Niet meer terug naar de plek waar ik haast veertig jaar het beleg op mijn boterham had verdiend. Net als Jezus zou ik mij door een wolk laten optillen en uit het gezicht verdwijnen. Een donderwolk weliswaar, het werk was immers nog niet af, de doelen nog niet bereikt. Er was gezaaid maar nog niet geoogst, de boodschap verkondigd maar nog niet overal gehoord.
Struikelblok waren hier de wetten, ongeschreven weliswaar, van de lerarenkamer. Het ons kent ons, de fake en misplaatste collegialiteit, het misprijzen voor de kansarme, misplaatst machtsgebruik, de intriges en achterklap en voorgewende vriendelijkheid. Surrounded by strangers I thought were my friends, I found myself further and further from my home.
Boven het maaiveld zwaaien scherp gewette zeisen. Ik denk er nog vaak aan maar praat er weinig over, er is al genoeg geween en tandengeknars.
Burn-out, zei de psycholoog.
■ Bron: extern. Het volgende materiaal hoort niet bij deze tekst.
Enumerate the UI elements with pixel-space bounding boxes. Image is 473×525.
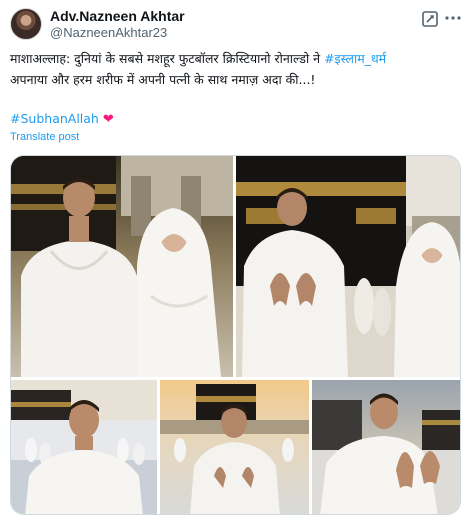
post-card: Adv.Nazneen Akhtar @NazneenAkhtar23 माशा… bbox=[0, 0, 473, 525]
post-text-line-2: अपनाया और हरम शरीफ में अपनी पत्नी के साथ… bbox=[10, 72, 316, 87]
media-photo-3[interactable] bbox=[11, 380, 157, 514]
author-names: Adv.Nazneen Akhtar @NazneenAkhtar23 bbox=[50, 8, 185, 41]
hashtag-link[interactable]: #इस्लाम_धर्म bbox=[324, 51, 386, 66]
post-header: Adv.Nazneen Akhtar @NazneenAkhtar23 bbox=[10, 8, 463, 42]
grok-icon[interactable] bbox=[421, 10, 439, 28]
more-icon[interactable] bbox=[443, 8, 463, 28]
heart-emoji: ❤ bbox=[102, 112, 114, 127]
media-photo-5[interactable] bbox=[312, 380, 460, 514]
translate-post-link[interactable]: Translate post bbox=[10, 131, 79, 143]
media-photo-4[interactable] bbox=[160, 380, 309, 514]
author-display-name[interactable]: Adv.Nazneen Akhtar bbox=[50, 8, 185, 25]
media-photo-1[interactable] bbox=[11, 156, 233, 377]
author-handle[interactable]: @NazneenAkhtar23 bbox=[50, 25, 185, 41]
media-photo-2[interactable] bbox=[236, 156, 460, 377]
avatar[interactable] bbox=[10, 8, 42, 40]
hashtag-link[interactable]: #SubhanAllah bbox=[10, 111, 99, 126]
post-text: माशाअल्लाह: दुनियां के सबसे मशहूर फुटबॉल… bbox=[10, 48, 465, 90]
post-hashtag-line: #SubhanAllah ❤ bbox=[10, 108, 114, 130]
post-text-part: माशाअल्लाह: दुनियां के सबसे मशहूर फुटबॉल… bbox=[10, 51, 325, 66]
media-grid bbox=[10, 155, 461, 515]
post-text-line-1: माशाअल्लाह: दुनियां के सबसे मशहूर फुटबॉल… bbox=[10, 48, 465, 69]
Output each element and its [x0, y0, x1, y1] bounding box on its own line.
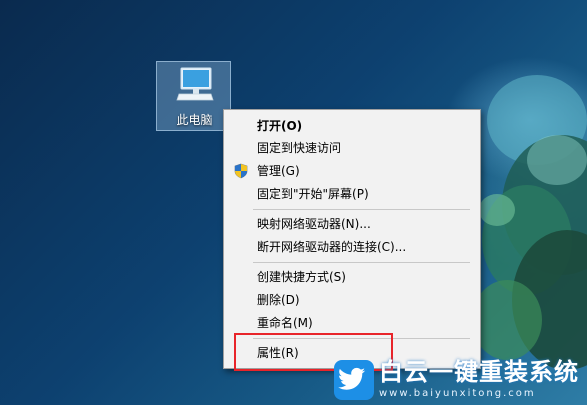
watermark-title: 白云一键重装系统	[379, 358, 579, 386]
menu-item-label: 重命名(M)	[257, 316, 313, 330]
menu-item-label: 断开网络驱动器的连接(C)...	[257, 240, 407, 254]
desktop-icon-label: 此电脑	[176, 113, 213, 127]
menu-item-open[interactable]: 打开(O)	[224, 115, 480, 137]
menu-item-pin-quick-access[interactable]: 固定到快速访问	[224, 137, 480, 159]
twitter-bird-icon	[334, 360, 374, 400]
menu-item-rename[interactable]: 重命名(M)	[224, 312, 480, 334]
menu-item-label: 固定到"开始"屏幕(P)	[257, 187, 369, 201]
wallpaper-foliage	[472, 75, 587, 370]
menu-item-disconnect-network-drive[interactable]: 断开网络驱动器的连接(C)...	[224, 236, 480, 258]
menu-separator	[253, 209, 470, 210]
menu-item-label: 固定到快速访问	[257, 141, 342, 155]
menu-separator	[253, 262, 470, 263]
menu-item-create-shortcut[interactable]: 创建快捷方式(S)	[224, 266, 480, 288]
menu-item-manage[interactable]: 管理(G)	[224, 160, 480, 182]
desktop[interactable]: 此电脑 打开(O) 固定到快速访问 管理(G) 固定到"开始"屏幕(P) 映射网…	[0, 0, 587, 405]
menu-item-delete[interactable]: 删除(D)	[224, 289, 480, 311]
menu-item-label: 删除(D)	[257, 293, 300, 307]
this-pc-desktop-icon[interactable]: 此电脑	[156, 61, 231, 131]
menu-item-label: 创建快捷方式(S)	[257, 270, 346, 284]
menu-item-label: 管理(G)	[257, 164, 300, 178]
menu-item-label: 打开(O)	[257, 119, 303, 133]
watermark: 白云一键重装系统 www.baiyunxitong.com	[333, 357, 587, 405]
menu-item-map-network-drive[interactable]: 映射网络驱动器(N)...	[224, 213, 480, 235]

Opgebrand. Alles geblakerd en zwart.
Nu weet ik dat het klopt: once black, you never go back.
Mag ik je laatste zin volmondig beamen? Daarentegen heb ik Zeeland lief.
LikeGeliked door 1 persoon
Ik ook hoor. Ik hou van Holland, landje aan de Zuiderzee 😉
LikeLike
❤
Nu weet ik dat het klopt: once black, you never go back
❤
LikeGeliked door 1 persoon
Wat een mooi spel van associaties, vertrekkend van het bronsgroen eikenhout, en gezien door je minzame Limburgse bril 🙂 Wat een mooie beelden ook, je lijkt ze moeiteloos uit je spitse pen te laten vloeien. En heb ik goed begrepen dat je je boterhambeleg in Nederland hebt verdiend? Ik heb ook een tijd over die kant van de grens gewerkt, ik heb er een lichte kater aan overgehouden.
LikeGeliked door 1 persoon
Bedankt voor de complimenten, John. Het doet altijd deugd jouw reactie te lezen, elke keer weer geeft dat een goed gevoel. Ik heb nooit in Nederland gewerkt maar vind het een fijn land om naartoe te gaan. Bij gelegenheid moeten we het eens over die kater van je hebben, daar ben ik wel nieuwsgierig naar.